• Status – shows the status of the current process.
• Locally stored model – Stores the trained model at the end of each iteration so that it is not lost even if the page is refreshed.
Step 1: Initialize and create the model by providing the hidden layer size. Delete the stored model (if present) before creating a new model.
Step 2: Set the training parameter values:
Number of iterations – Defines the number of training cycles.
Games per iteration – Defines how many games you want the pole to play in each iteration.
Max steps per game – Defines the maximum number of steps the pole could take. The game ends either when the pole loses (fails to balance or gets out of the frame) or when the maximum number of steps are reached.

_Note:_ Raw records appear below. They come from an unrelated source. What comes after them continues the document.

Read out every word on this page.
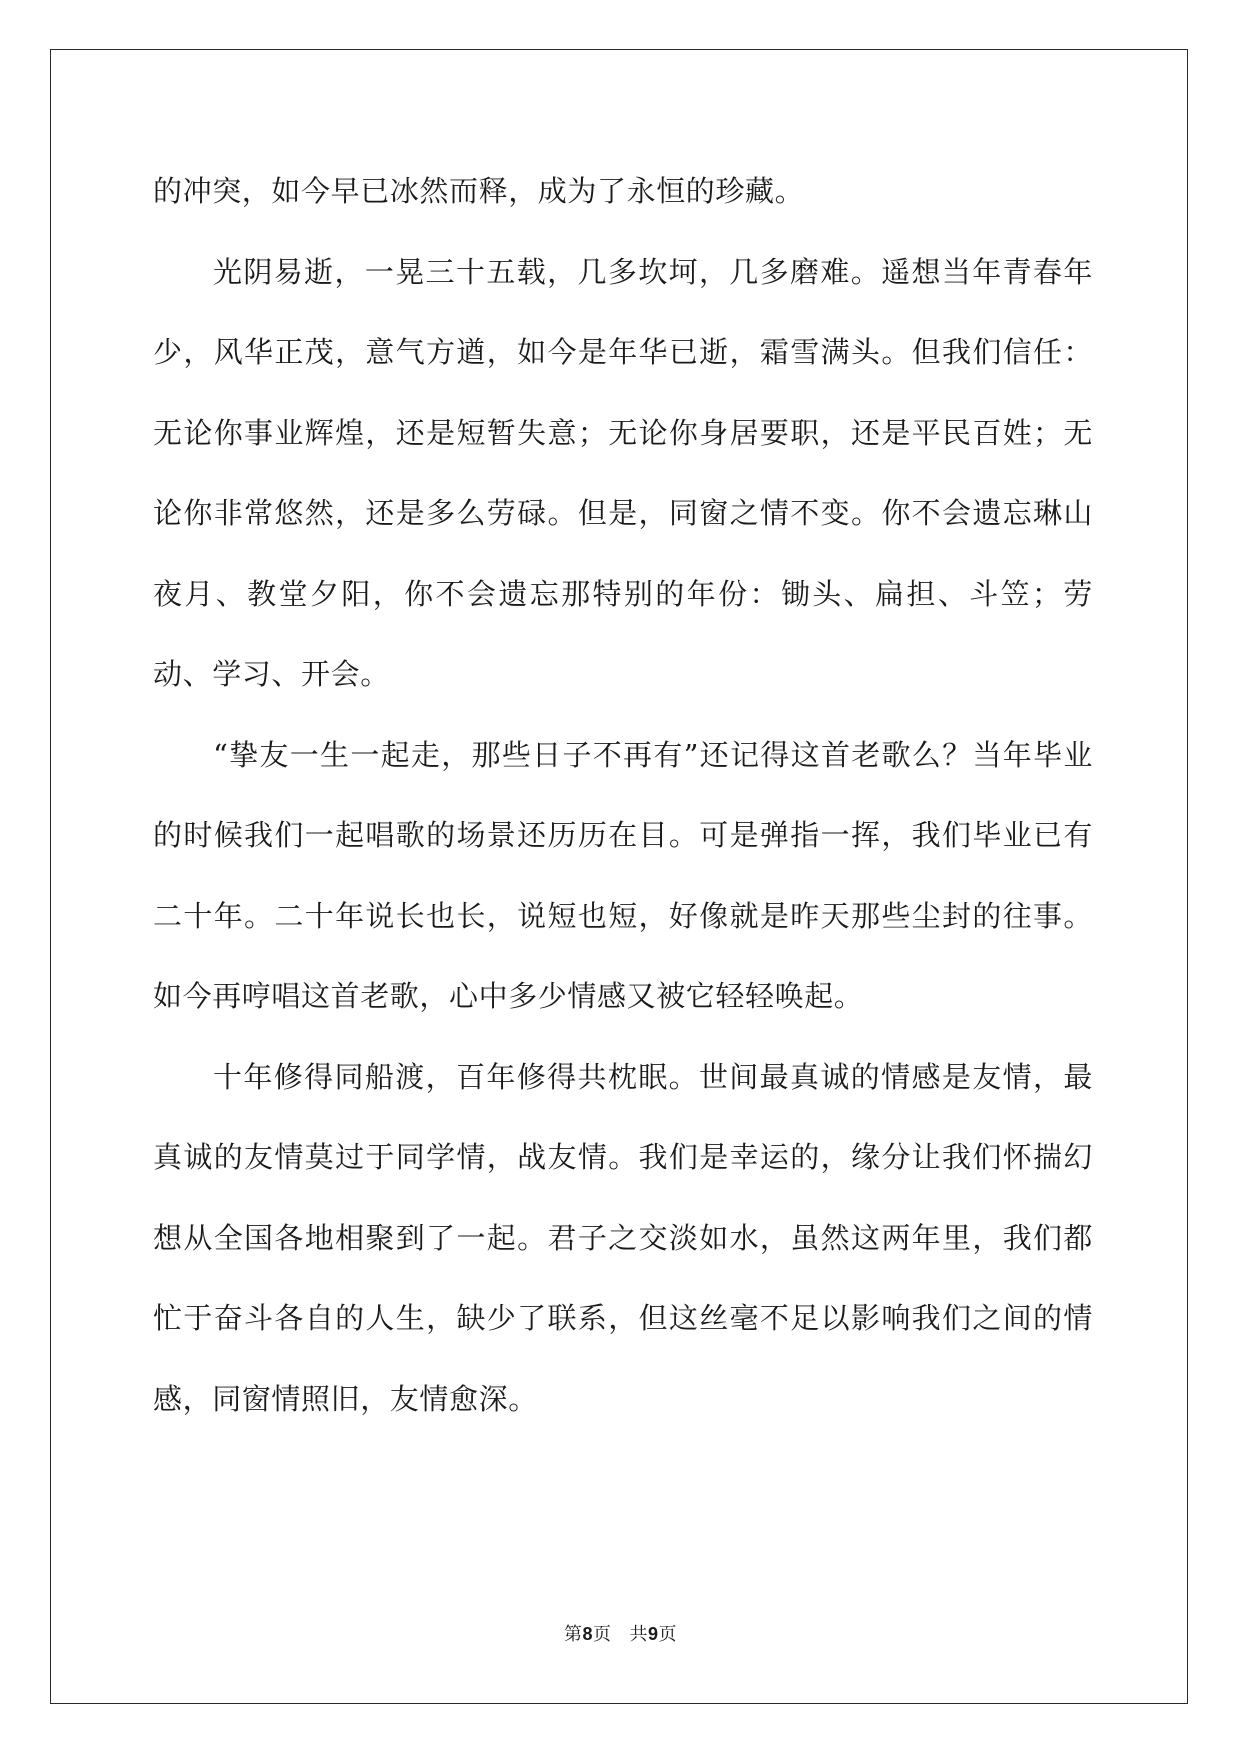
的冲突，如今早已冰然而释，成为了永恒的珍藏。

光阴易逝，一晃三十五载，几多坎坷，几多磨难。遥想当年青春年少，风华正茂，意气方遒，如今是年华已逝，霜雪满头。但我们信任：无论你事业辉煌，还是短暂失意；无论你身居要职，还是平民百姓；无论你非常悠然，还是多么劳碌。但是，同窗之情不变。你不会遗忘琳山夜月、教堂夕阳，你不会遗忘那特别的年份：锄头、扁担、斗笠；劳动、学习、开会。

“挚友一生一起走，那些日子不再有”还记得这首老歌么？当年毕业的时候我们一起唱歌的场景还历历在目。可是弹指一挥，我们毕业已有二十年。二十年说长也长，说短也短，好像就是昨天那些尘封的往事。如今再哼唱这首老歌，心中多少情感又被它轻轻唤起。

十年修得同船渡，百年修得共枕眠。世间最真诚的情感是友情，最真诚的友情莫过于同学情，战友情。我们是幸运的，缘分让我们怀揣幻想从全国各地相聚到了一起。君子之交淡如水，虽然这两年里，我们都忙于奋斗各自的人生，缺少了联系，但这丝毫不足以影响我们之间的情感，同窗情照旧，友情愈深。

第8页 共9页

Reward discount rate – Defines the reward and penalty rate. Its value can lie between 0 to 1. For eg:0.95 would mean 95 points as reward and 5 points of penalty.
Learning Rate – The learning rate determines to what extent newly acquired information overrides old information. A factor of 0 makes the agent learn nothing (exclusively exploiting prior knowledge), while a factor of 1 makes the agent consider only the most recent information (ignoring prior knowledge to explore possibilities).
Render during training – Checkbox : Tick, If you want to see the simulation of the pole during the training or learning process.
Then press the train button. The training will start and a graph will be plotted. Once the training is done (can be noted by seeing the status, we move on to the next step.
*Also, You can also stop the training process in between by using the stop button (Train button changes to stop button once pressed!).
Step 3: Once the model is trained, you can test it by pressing the test button (present adjacent to the train button). The status area (present at the top) will show you the number of steps survived by the pole after your training. Also, when you press the test button, you can see the simulation of the pole and look at how it performs while testing.